The industry has drafted the Cable Television Policy Act of the Philippines and has submitted it to the Senate and Congress. Three hearings, including one open to the public, will be held in each house. The final draft is expected to be submitted to the combined legislative body by July 29.

The draft legislation is a significant milestone on the path to a comprehensively regulated industry. Highlights include provisions for up to 40% of foreign investment and various tax incentives and import privileges. Foreign investment is prohibited for cable, because it is currently classified as a broadcast medium.

The powerful Philippines Cable TV Association has long resisted efforts to define cable as telecommunications because of cumbersome and expensive franchise conditions and the need to protect cable operators from competition.

PCTA General Manager Victor Agu said defining cable as telecommunications would "kill the industry.
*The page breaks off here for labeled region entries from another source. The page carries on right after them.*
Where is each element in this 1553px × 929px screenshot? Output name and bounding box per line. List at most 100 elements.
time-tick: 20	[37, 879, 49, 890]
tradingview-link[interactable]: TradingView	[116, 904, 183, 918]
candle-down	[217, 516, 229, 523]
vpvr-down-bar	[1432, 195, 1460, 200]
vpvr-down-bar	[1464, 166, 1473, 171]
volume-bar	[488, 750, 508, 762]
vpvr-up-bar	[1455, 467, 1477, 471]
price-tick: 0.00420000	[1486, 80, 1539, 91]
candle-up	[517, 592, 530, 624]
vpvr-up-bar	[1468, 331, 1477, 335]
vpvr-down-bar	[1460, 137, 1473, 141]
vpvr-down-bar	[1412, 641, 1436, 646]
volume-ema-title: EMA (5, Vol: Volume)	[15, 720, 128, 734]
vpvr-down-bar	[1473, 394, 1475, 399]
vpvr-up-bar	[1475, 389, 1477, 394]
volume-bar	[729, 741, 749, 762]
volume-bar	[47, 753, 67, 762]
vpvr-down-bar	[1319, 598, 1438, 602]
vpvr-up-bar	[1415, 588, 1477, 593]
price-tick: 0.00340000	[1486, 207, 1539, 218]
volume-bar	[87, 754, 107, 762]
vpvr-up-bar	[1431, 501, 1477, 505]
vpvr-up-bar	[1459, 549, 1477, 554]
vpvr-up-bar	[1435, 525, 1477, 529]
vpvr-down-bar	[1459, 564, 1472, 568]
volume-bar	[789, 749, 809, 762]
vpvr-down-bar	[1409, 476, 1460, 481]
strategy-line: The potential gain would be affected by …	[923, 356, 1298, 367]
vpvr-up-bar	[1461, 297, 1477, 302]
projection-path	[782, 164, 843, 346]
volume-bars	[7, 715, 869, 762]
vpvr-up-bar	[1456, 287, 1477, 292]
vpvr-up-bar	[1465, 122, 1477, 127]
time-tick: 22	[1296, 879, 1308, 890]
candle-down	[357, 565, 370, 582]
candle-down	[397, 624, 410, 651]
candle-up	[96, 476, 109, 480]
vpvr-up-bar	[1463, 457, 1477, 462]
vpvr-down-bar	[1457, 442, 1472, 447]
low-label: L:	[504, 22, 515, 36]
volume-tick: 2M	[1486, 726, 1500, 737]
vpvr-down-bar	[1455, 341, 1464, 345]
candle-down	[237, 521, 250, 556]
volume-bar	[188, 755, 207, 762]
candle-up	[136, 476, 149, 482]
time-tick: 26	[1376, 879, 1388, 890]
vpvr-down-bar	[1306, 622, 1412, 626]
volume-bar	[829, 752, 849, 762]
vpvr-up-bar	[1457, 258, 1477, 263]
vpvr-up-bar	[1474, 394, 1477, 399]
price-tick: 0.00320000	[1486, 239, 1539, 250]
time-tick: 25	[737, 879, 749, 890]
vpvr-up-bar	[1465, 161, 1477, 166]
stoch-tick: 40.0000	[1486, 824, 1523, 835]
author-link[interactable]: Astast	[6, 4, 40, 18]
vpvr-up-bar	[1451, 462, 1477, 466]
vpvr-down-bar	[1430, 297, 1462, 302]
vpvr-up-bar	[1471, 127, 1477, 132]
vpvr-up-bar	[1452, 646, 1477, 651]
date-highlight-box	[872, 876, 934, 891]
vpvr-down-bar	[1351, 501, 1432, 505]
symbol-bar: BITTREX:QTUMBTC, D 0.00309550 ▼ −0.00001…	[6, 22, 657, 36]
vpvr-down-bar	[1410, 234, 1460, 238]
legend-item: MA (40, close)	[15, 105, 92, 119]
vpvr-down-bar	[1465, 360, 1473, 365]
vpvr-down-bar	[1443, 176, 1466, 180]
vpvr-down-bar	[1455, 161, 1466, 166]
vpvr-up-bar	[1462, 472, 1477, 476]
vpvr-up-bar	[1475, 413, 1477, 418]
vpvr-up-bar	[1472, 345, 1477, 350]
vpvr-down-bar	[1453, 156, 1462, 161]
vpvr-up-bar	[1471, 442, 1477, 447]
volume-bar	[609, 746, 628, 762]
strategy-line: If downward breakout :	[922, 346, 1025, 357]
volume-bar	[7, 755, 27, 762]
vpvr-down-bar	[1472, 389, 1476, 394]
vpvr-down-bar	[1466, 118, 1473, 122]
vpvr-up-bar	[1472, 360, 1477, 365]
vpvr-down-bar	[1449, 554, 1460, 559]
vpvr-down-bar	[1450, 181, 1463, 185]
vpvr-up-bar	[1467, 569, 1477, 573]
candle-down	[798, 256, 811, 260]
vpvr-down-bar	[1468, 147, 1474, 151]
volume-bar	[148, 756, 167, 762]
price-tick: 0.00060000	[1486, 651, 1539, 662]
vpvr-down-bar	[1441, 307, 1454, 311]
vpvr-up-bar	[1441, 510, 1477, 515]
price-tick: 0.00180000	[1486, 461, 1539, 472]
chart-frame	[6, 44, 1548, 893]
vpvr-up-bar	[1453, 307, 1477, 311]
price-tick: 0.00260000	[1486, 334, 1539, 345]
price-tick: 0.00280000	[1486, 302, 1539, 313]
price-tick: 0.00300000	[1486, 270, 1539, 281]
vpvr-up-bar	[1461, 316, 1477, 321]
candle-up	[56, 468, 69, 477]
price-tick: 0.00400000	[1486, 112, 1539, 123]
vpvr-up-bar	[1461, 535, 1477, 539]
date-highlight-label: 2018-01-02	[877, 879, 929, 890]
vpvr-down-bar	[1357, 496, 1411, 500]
Small companies with less than 5 million pesos [$191,000] cannot compete with the [national telephone company] PLDT's 8 billion [$3 million] ... We don't want them to deliver cable until the industry grows sufficiently."

The draft document defines cable TV as a distinct technology separate from telecommunications and broadcasting.

"It's media, but it's not mass media," Mr. Agu said.

The industry may face a fight on cable classification when the bill comes up for public hearings. Senate recommendations are that cable TV be reclassified as a public utility. Even though this opens up the industry to foreign investment, it also gives the government power to set subscription fees.

Mr. Agu said this move will be resisted. "We want to be considered as a public service and not a utility," he said. The PCTA has significant support in Congress for its stance.

The proposal would lift ad restrictions to allow cable operators an added revenue stream.

The draft legislation also addresses advertising and overbuilding. The PCTA said the number of operators in one area should be restricted to protect the viability of the investment in the system.

PCTA figures say the Philippines has 312 cable TV operators and about 350,000 subscribers. The average system has between 1,000 and 3,000 subscribers, but many have no more than 300 to 500. The largest is Manila-based Sky Cable, with about 60,000.

Details of a new advertising environment are still being discussed. Limits per hour are most likely to be well below the 18 minutes allowed on broadcast TV. Cable stations are not supposed to carry advertising, although in reality some carry up to 4 minutes per hour.

The PCTA has also called for a dual system of central and local government regulation. A centralized government agency would issue licenses and a local government would deal with issues such as program content and com-munity concerns.

The draft legislation has to be passed by the Senate and the Congress before President Fidel V. Ramos may approve it. Proponents hope the measure will become law by December.